By Brad Cook
Paper given at the Annual Meeting of the American Philological Association, January 2007
Introduction: In the Middle Ages the image of Cicero had become that of a reclusive, contemplative monk, writing about rhetoric in the quiet of his study. In fourteenth-century Italy, however, recently recovered texts revealed a far different portrait of Cicero as a scholar-citizen. A cultural debate ensued not only over which portrait was correct but, more importantly for contemporary Italians, which Cicero was to be praised and imitated. From the middle of the 14th century down to 1415 the debate had no decisive conclusion.
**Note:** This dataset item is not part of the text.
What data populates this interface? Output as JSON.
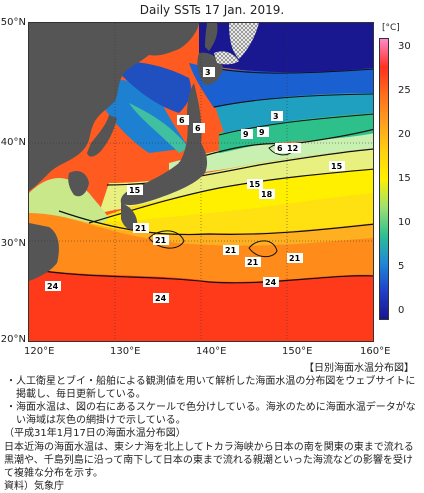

In that year, however, Leonardo Bruni, himself a living scholar-citizen, wrote, with guidance from Plutarch, a lengthy, detailed biography of Cicero, his Novus Cicero. This “new” biography successfully portrayed Cicero as a scholar-citizen and supplanted the medieval monkish Cicero. Thus Bruni resolved the debate concerning Cicero’s image, but how Bruni, in fact, settled this scholarly dispute has not been sufficiently explained. I will show how, by (1) addressing the earlier arguments of the debate, (2) drawing on his own experience as a scholar-citizen, and (3) borrowing especially from Plutarch’s biography of Cicero, Bruni ended the debate once and for all.